Andrew Berg from Wireless Week talked to me about mobile and the Super Bowl telecast.
From his story that ran today:
While you'd be forgiven for thinking that football is the name of the game on Super Bowl Sunday, you'd also be wrong. It's actually advertising. Advertisers will pay almost $3.5 million for a 30 second spot during their year's big game. Is it worth it? That's debatable. But consider that last year's game saw $10.2 billion dollars in consumer spend, according to research from iProspect. For some comparison, Cyber Monday drove $1.25 billion in consumer spend last year.
While it's taken some time to integrate mobile with those flashy Super Bowl ads, every year more advertisers supplement their pricey air time with short codes and calls to action. Admittedly, success for mobile has varied, but there's no denying that viewers have their devices on them during the game. iProspect discovered that 85 percent of search queries during Super Bowl XVLV came from mobile, and Super Bowl searches increased 122 percent from 2009 to 2010 and additional 33 percent increase from 2010 to 2011.
Jeff Hasen, chief marketing officer for Hipcricket, is upbeat in his expectations for mobile during this year's Super Bowl.
"I think we're likely to look back and say that this was the year that Super Bowl viewing went from being passive to being interactive," Hasen said, adding that it should have happened years ago.
Hasen comes to the Super Bowl with a cautious optimism, which is then tempered with a gentle bit of skepticism. He'll be looking for the effectiveness of the mobile campaigns, which he says need to be designed with one key fact in mind: It's a party.
For instance, Hasen has heard that over half of the TV spots during the game will be "Shazamable," meaning there will be a call to action for viewers to use their phones to "Shazam" an ad and get additional content or offers. "That's a good thing because you're interacting with consumers," Hasen says (this is the cautious optimism), "but I do have some questions about whether that's the right environment to do Shazam." You can guess that the last bit is the gentle skepticism.
Hasen says in the past, advertisers have been reluctant to include calls to action during the party atmosphere of a Super Bowl. Who wants to grab their phone and dial a short code or Shazam something, while they're dashing back and forth between the TV, the bathroom and the snack table?
It's not that calls to action can't be successful, it's just a matter of when, and Hasen hopes it's this year. "We've got a lot of buildup and a lot of buzz that this is going to be the year of mobile with the Super Bowl, and I just want to it to be the year that it succeeds, where mobile proves to those who might not be believers that it really is the right way to go."
The ways that a company can integrate mobile with their traditional TV spots are growing.
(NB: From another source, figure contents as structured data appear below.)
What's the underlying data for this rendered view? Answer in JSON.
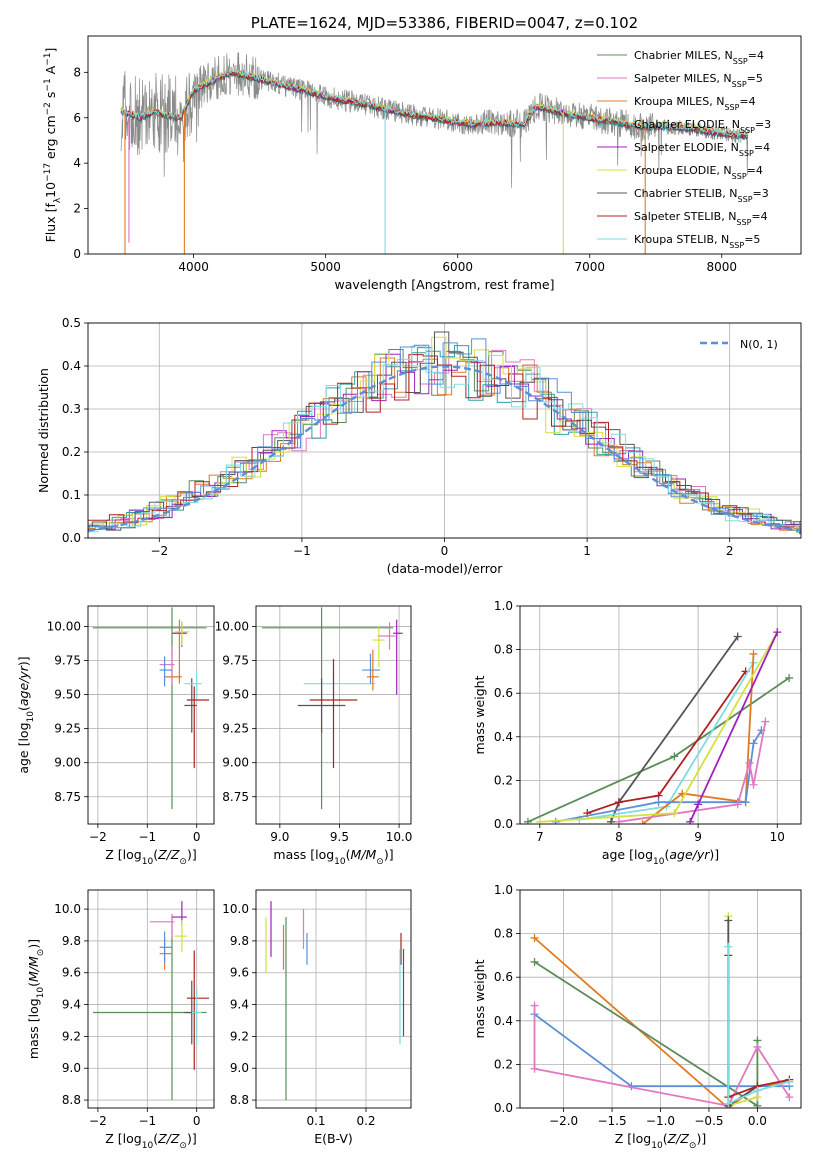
{
  "colors": {
    "Chabrier MILES": "#5b8c5a",
    "Salpeter MILES": "#e377c2",
    "Kroupa MILES": "#e07b24",
    "Chabrier ELODIE": "#2ca0a0",
    "Salpeter ELODIE": "#a020c0",
    "Kroupa ELODIE": "#d4e040",
    "Chabrier STELIB": "#555555",
    "Salpeter STELIB": "#b02020",
    "Kroupa STELIB": "#7fdde0",
    "blue": "#5b8fd9"
  },
  "chart_data": [
    {
      "id": "spectrum",
      "type": "line",
      "title": "PLATE=1624, MJD=53386, FIBERID=0047, z=0.102",
      "xlabel": "wavelength [Angstrom, rest frame]",
      "ylabel": "Flux [f_λ 10⁻¹⁷ erg cm⁻² s⁻¹ A⁻¹]",
      "xlim": [
        3200,
        8600
      ],
      "ylim": [
        0,
        9.6
      ],
      "xticks": [
        "4000",
        "5000",
        "6000",
        "7000",
        "8000"
      ],
      "yticks": [
        "0",
        "2",
        "4",
        "6",
        "8"
      ],
      "grid": false,
      "legend_position": "upper right",
      "legend": [
        {
          "label": "Chabrier MILES, N",
          "sub": "SSP",
          "tail": "=4",
          "color": "Chabrier MILES"
        },
        {
          "label": "Salpeter MILES, N",
          "sub": "SSP",
          "tail": "=5",
          "color": "Salpeter MILES"
        },
        {
          "label": "Kroupa MILES, N",
          "sub": "SSP",
          "tail": "=4",
          "color": "Kroupa MILES"
        },
        {
          "label": "Chabrier ELODIE, N",
          "sub": "SSP",
          "tail": "=3",
          "color": "Chabrier ELODIE"
        },
        {
          "label": "Salpeter ELODIE, N",
          "sub": "SSP",
          "tail": "=4",
          "color": "Salpeter ELODIE"
        },
        {
          "label": "Kroupa ELODIE, N",
          "sub": "SSP",
          "tail": "=4",
          "color": "Kroupa ELODIE"
        },
        {
          "label": "Chabrier STELIB, N",
          "sub": "SSP",
          "tail": "=3",
          "color": "Chabrier STELIB"
        },
        {
          "label": "Salpeter STELIB, N",
          "sub": "SSP",
          "tail": "=4",
          "color": "Salpeter STELIB"
        },
        {
          "label": "Kroupa STELIB, N",
          "sub": "SSP",
          "tail": "=5",
          "color": "Kroupa STELIB"
        }
      ],
      "continuum": {
        "x": [
          3450,
          3600,
          3700,
          3800,
          3900,
          4000,
          4100,
          4200,
          4300,
          4500,
          4700,
          4900,
          5100,
          5300,
          5500,
          5700,
          5900,
          6100,
          6300,
          6500,
          6600,
          6800,
          7000,
          7200,
          7400,
          7600,
          7800,
          8000,
          8200
        ],
        "y": [
          6.3,
          6.0,
          6.3,
          6.1,
          6.0,
          7.2,
          7.5,
          7.8,
          8.0,
          7.7,
          7.4,
          7.1,
          6.8,
          6.6,
          6.3,
          6.1,
          5.9,
          5.7,
          5.8,
          5.7,
          6.5,
          6.2,
          6.0,
          5.8,
          5.6,
          5.6,
          5.5,
          5.3,
          5.2
        ]
      }
    },
    {
      "id": "residuals",
      "type": "histogram",
      "xlabel": "(data-model)/error",
      "ylabel": "Normed distribution",
      "xlim": [
        -2.5,
        2.5
      ],
      "ylim": [
        0,
        0.5
      ],
      "xticks": [
        "−2",
        "−1",
        "0",
        "1",
        "2"
      ],
      "yticks": [
        "0.0",
        "0.1",
        "0.2",
        "0.3",
        "0.4",
        "0.5"
      ],
      "grid": true,
      "legend_position": "upper right",
      "reference_curve": {
        "label": "N(0, 1)",
        "type": "gaussian",
        "mean": 0,
        "sigma": 1
      }
    },
    {
      "id": "age_vs_Z",
      "type": "errorbar",
      "xlabel": "Z [log10(Z/Z⊙)]",
      "ylabel": "age [log10(age/yr)]",
      "xlim": [
        -2.2,
        0.35
      ],
      "ylim": [
        8.55,
        10.15
      ],
      "xticks": [
        "−2",
        "−1",
        "0"
      ],
      "yticks": [
        "8.75",
        "9.00",
        "9.25",
        "9.50",
        "9.75",
        "10.00"
      ],
      "grid": true,
      "points": [
        {
          "series": "Chabrier MILES",
          "x": -0.5,
          "xerr": [
            1.6,
            0.7
          ],
          "y": 9.99,
          "yerr": [
            1.33,
            0.15
          ]
        },
        {
          "series": "Salpeter MILES",
          "x": -0.5,
          "xerr": [
            0.25,
            0.05
          ],
          "y": 9.72,
          "yerr": [
            0.15,
            0.13
          ]
        },
        {
          "series": "Kroupa MILES",
          "x": -0.35,
          "xerr": [
            0.3,
            0.05
          ],
          "y": 9.63,
          "yerr": [
            0.05,
            0.42
          ]
        },
        {
          "series": "blue",
          "x": -0.65,
          "xerr": [
            0.1,
            0.15
          ],
          "y": 9.68,
          "yerr": [
            0.12,
            0.1
          ]
        },
        {
          "series": "Salpeter ELODIE",
          "x": -0.3,
          "xerr": [
            0.2,
            0.1
          ],
          "y": 9.95,
          "yerr": [
            0.1,
            0.08
          ]
        },
        {
          "series": "Kroupa ELODIE",
          "x": -0.3,
          "xerr": [
            0.15,
            0.15
          ],
          "y": 9.96,
          "yerr": [
            0.1,
            0.08
          ]
        },
        {
          "series": "Chabrier STELIB",
          "x": -0.1,
          "xerr": [
            0.15,
            0.1
          ],
          "y": 9.42,
          "yerr": [
            0.2,
            0.2
          ]
        },
        {
          "series": "Salpeter STELIB",
          "x": -0.05,
          "xerr": [
            0.15,
            0.3
          ],
          "y": 9.46,
          "yerr": [
            0.5,
            0.1
          ]
        },
        {
          "series": "Kroupa STELIB",
          "x": 0.0,
          "xerr": [
            0.25,
            0.1
          ],
          "y": 9.58,
          "yerr": [
            0.1,
            0.1
          ]
        }
      ]
    },
    {
      "id": "age_vs_mass",
      "type": "errorbar",
      "xlabel": "mass [log10(M/M⊙)]",
      "ylabel": "",
      "xlim": [
        8.8,
        10.1
      ],
      "ylim": [
        8.55,
        10.15
      ],
      "xticks": [
        "9.0",
        "9.5",
        "10.0"
      ],
      "yticks": [
        "8.75",
        "9.00",
        "9.25",
        "9.50",
        "9.75",
        "10.00"
      ],
      "grid": true,
      "points": [
        {
          "series": "Chabrier MILES",
          "x": 9.35,
          "xerr": [
            0.5,
            0.6
          ],
          "y": 9.99,
          "yerr": [
            1.33,
            0.15
          ]
        },
        {
          "series": "Kroupa STELIB",
          "x": 9.45,
          "xerr": [
            0.25,
            0.35
          ],
          "y": 9.58,
          "yerr": [
            0.1,
            0.1
          ]
        },
        {
          "series": "Chabrier STELIB",
          "x": 9.35,
          "xerr": [
            0.2,
            0.2
          ],
          "y": 9.42,
          "yerr": [
            0.2,
            0.2
          ]
        },
        {
          "series": "Salpeter STELIB",
          "x": 9.45,
          "xerr": [
            0.2,
            0.2
          ],
          "y": 9.46,
          "yerr": [
            0.5,
            0.3
          ]
        },
        {
          "series": "blue",
          "x": 9.76,
          "xerr": [
            0.07,
            0.08
          ],
          "y": 9.68,
          "yerr": [
            0.1,
            0.12
          ]
        },
        {
          "series": "Kroupa MILES",
          "x": 9.78,
          "xerr": [
            0.05,
            0.05
          ],
          "y": 9.63,
          "yerr": [
            0.1,
            0.2
          ]
        },
        {
          "series": "Salpeter MILES",
          "x": 9.92,
          "xerr": [
            0.1,
            0.05
          ],
          "y": 9.93,
          "yerr": [
            0.1,
            0.1
          ]
        },
        {
          "series": "Kroupa ELODIE",
          "x": 9.83,
          "xerr": [
            0.05,
            0.05
          ],
          "y": 9.9,
          "yerr": [
            0.2,
            0.1
          ]
        },
        {
          "series": "Salpeter ELODIE",
          "x": 9.98,
          "xerr": [
            0.03,
            0.05
          ],
          "y": 9.95,
          "yerr": [
            0.45,
            0.1
          ]
        }
      ]
    },
    {
      "id": "weight_vs_age",
      "type": "line",
      "xlabel": "age [log10(age/yr)]",
      "ylabel": "mass weight",
      "xlim": [
        6.75,
        10.3
      ],
      "ylim": [
        0,
        1.0
      ],
      "xticks": [
        "7",
        "8",
        "9",
        "10"
      ],
      "yticks": [
        "0.0",
        "0.2",
        "0.4",
        "0.6",
        "0.8",
        "1.0"
      ],
      "grid": true,
      "series": [
        {
          "name": "Chabrier MILES",
          "x": [
            6.85,
            8.7,
            10.15
          ],
          "y": [
            0.01,
            0.31,
            0.67
          ]
        },
        {
          "name": "Chabrier STELIB",
          "x": [
            7.9,
            8.0,
            9.5
          ],
          "y": [
            0.01,
            0.1,
            0.86
          ]
        },
        {
          "name": "Salpeter STELIB",
          "x": [
            7.6,
            8.0,
            8.5,
            9.6
          ],
          "y": [
            0.05,
            0.1,
            0.13,
            0.7
          ]
        },
        {
          "name": "Kroupa STELIB",
          "x": [
            7.5,
            8.6,
            9.7
          ],
          "y": [
            0.02,
            0.08,
            0.74
          ]
        },
        {
          "name": "Kroupa MILES",
          "x": [
            8.3,
            8.8,
            9.6,
            9.7
          ],
          "y": [
            0.0,
            0.14,
            0.1,
            0.78
          ]
        },
        {
          "name": "blue",
          "x": [
            7.2,
            8.5,
            9.5,
            9.6,
            9.7,
            9.8
          ],
          "y": [
            0.01,
            0.1,
            0.1,
            0.1,
            0.37,
            0.43
          ]
        },
        {
          "name": "Salpeter MILES",
          "x": [
            8.0,
            9.5,
            9.65,
            9.7,
            9.85
          ],
          "y": [
            0.01,
            0.09,
            0.28,
            0.18,
            0.47
          ]
        },
        {
          "name": "Kroupa ELODIE",
          "x": [
            7.0,
            8.7,
            10.0
          ],
          "y": [
            0.01,
            0.05,
            0.88
          ]
        },
        {
          "name": "Salpeter ELODIE",
          "x": [
            8.9,
            9.0,
            10.0
          ],
          "y": [
            0.01,
            0.09,
            0.88
          ]
        }
      ]
    },
    {
      "id": "mass_vs_Z",
      "type": "errorbar",
      "xlabel": "Z [log10(Z/Z⊙)]",
      "ylabel": "mass [log10(M/M⊙)]",
      "xlim": [
        -2.2,
        0.35
      ],
      "ylim": [
        8.75,
        10.12
      ],
      "xticks": [
        "−2",
        "−1",
        "0"
      ],
      "yticks": [
        "8.8",
        "9.0",
        "9.2",
        "9.4",
        "9.6",
        "9.8",
        "10.0"
      ],
      "grid": true,
      "points": [
        {
          "series": "Chabrier MILES",
          "x": -0.5,
          "xerr": [
            1.6,
            0.7
          ],
          "y": 9.35,
          "yerr": [
            0.55,
            0.6
          ]
        },
        {
          "series": "Salpeter MILES",
          "x": -0.5,
          "xerr": [
            0.45,
            0.05
          ],
          "y": 9.92,
          "yerr": [
            0.1,
            0.05
          ]
        },
        {
          "series": "Kroupa MILES",
          "x": -0.65,
          "xerr": [
            0.1,
            0.15
          ],
          "y": 9.72,
          "yerr": [
            0.1,
            0.1
          ]
        },
        {
          "series": "blue",
          "x": -0.65,
          "xerr": [
            0.1,
            0.15
          ],
          "y": 9.76,
          "yerr": [
            0.1,
            0.1
          ]
        },
        {
          "series": "Salpeter ELODIE",
          "x": -0.3,
          "xerr": [
            0.2,
            0.1
          ],
          "y": 9.95,
          "yerr": [
            0.05,
            0.1
          ]
        },
        {
          "series": "Kroupa ELODIE",
          "x": -0.3,
          "xerr": [
            0.15,
            0.1
          ],
          "y": 9.83,
          "yerr": [
            0.1,
            0.1
          ]
        },
        {
          "series": "Chabrier STELIB",
          "x": -0.1,
          "xerr": [
            0.15,
            0.1
          ],
          "y": 9.35,
          "yerr": [
            0.2,
            0.2
          ]
        },
        {
          "series": "Salpeter STELIB",
          "x": -0.05,
          "xerr": [
            0.15,
            0.3
          ],
          "y": 9.44,
          "yerr": [
            0.45,
            0.3
          ]
        },
        {
          "series": "Kroupa STELIB",
          "x": 0.0,
          "xerr": [
            0.1,
            0.1
          ],
          "y": 9.35,
          "yerr": [
            0.2,
            0.15
          ]
        }
      ]
    },
    {
      "id": "mass_vs_ebv",
      "type": "errorbar",
      "xlabel": "E(B-V)",
      "ylabel": "",
      "xlim": [
        -0.02,
        0.29
      ],
      "ylim": [
        8.75,
        10.12
      ],
      "xticks": [
        "0.1",
        "0.2"
      ],
      "yticks": [
        "8.8",
        "9.0",
        "9.2",
        "9.4",
        "9.6",
        "9.8",
        "10.0"
      ],
      "grid": true,
      "points": [
        {
          "series": "Kroupa ELODIE",
          "x": 0.0,
          "y": 9.75,
          "yerr": [
            0.15,
            0.2
          ]
        },
        {
          "series": "Salpeter ELODIE",
          "x": 0.01,
          "y": 9.8,
          "yerr": [
            0.1,
            0.25
          ]
        },
        {
          "series": "Kroupa MILES",
          "x": 0.035,
          "y": 9.72,
          "yerr": [
            0.1,
            0.18
          ]
        },
        {
          "series": "Chabrier MILES",
          "x": 0.04,
          "y": 9.35,
          "yerr": [
            0.55,
            0.6
          ]
        },
        {
          "series": "Salpeter MILES",
          "x": 0.075,
          "y": 9.85,
          "yerr": [
            0.1,
            0.15
          ]
        },
        {
          "series": "blue",
          "x": 0.082,
          "y": 9.75,
          "yerr": [
            0.1,
            0.1
          ]
        },
        {
          "series": "Salpeter STELIB",
          "x": 0.27,
          "y": 9.75,
          "yerr": [
            0.1,
            0.1
          ]
        },
        {
          "series": "Chabrier STELIB",
          "x": 0.275,
          "y": 9.45,
          "yerr": [
            0.25,
            0.3
          ]
        },
        {
          "series": "Kroupa STELIB",
          "x": 0.268,
          "y": 9.35,
          "yerr": [
            0.2,
            0.4
          ]
        }
      ]
    },
    {
      "id": "weight_vs_Z",
      "type": "line",
      "xlabel": "Z [log10(Z/Z⊙)]",
      "ylabel": "mass weight",
      "xlim": [
        -2.45,
        0.45
      ],
      "ylim": [
        0,
        1.0
      ],
      "xticks": [
        "−2.0",
        "−1.5",
        "−1.0",
        "−0.5",
        "0.0"
      ],
      "yticks": [
        "0.0",
        "0.2",
        "0.4",
        "0.6",
        "0.8",
        "1.0"
      ],
      "grid": true,
      "series": [
        {
          "name": "Kroupa MILES",
          "x": [
            -2.3,
            -0.3,
            0.0,
            0.33
          ],
          "y": [
            0.78,
            0.0,
            0.1,
            0.12
          ]
        },
        {
          "name": "Chabrier MILES",
          "x": [
            -2.3,
            0.0,
            0.0
          ],
          "y": [
            0.67,
            0.01,
            0.31
          ]
        },
        {
          "name": "blue",
          "x": [
            -2.3,
            -1.3,
            0.0,
            0.33
          ],
          "y": [
            0.43,
            0.1,
            0.1,
            0.1
          ]
        },
        {
          "name": "Salpeter MILES",
          "x": [
            -2.3,
            -2.3,
            -0.3,
            0.0,
            0.33
          ],
          "y": [
            0.47,
            0.18,
            0.01,
            0.28,
            0.05
          ]
        },
        {
          "name": "Kroupa ELODIE",
          "x": [
            -0.3,
            -0.3,
            0.0
          ],
          "y": [
            0.88,
            0.01,
            0.05
          ]
        },
        {
          "name": "Chabrier STELIB",
          "x": [
            -0.3,
            -0.3,
            0.0
          ],
          "y": [
            0.86,
            0.01,
            0.1
          ]
        },
        {
          "name": "Salpeter STELIB",
          "x": [
            -0.3,
            -0.3,
            0.0,
            0.33
          ],
          "y": [
            0.7,
            0.05,
            0.1,
            0.13
          ]
        },
        {
          "name": "Kroupa STELIB",
          "x": [
            -0.3,
            -0.3,
            0.0,
            0.33
          ],
          "y": [
            0.74,
            0.02,
            0.08,
            0.12
          ]
        }
      ]
    }
  ]
}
GoDaddy will feature a QR code in their steamy new Super Bowl ad (preview below) that will take viewers to another version of the spot on their mobiles. And yet, Hasen says traditional SMS and short codes remain among the most effective ways to use mobile as a compliment to other channels.
"With a QR code, you might have a lot of people that don't have the right scanner. We're big believers at Hipcricket of giving people multiple ways to engage," Hasen said, "so you might give them an SMS, a QR, or you might drive them to a mobile website."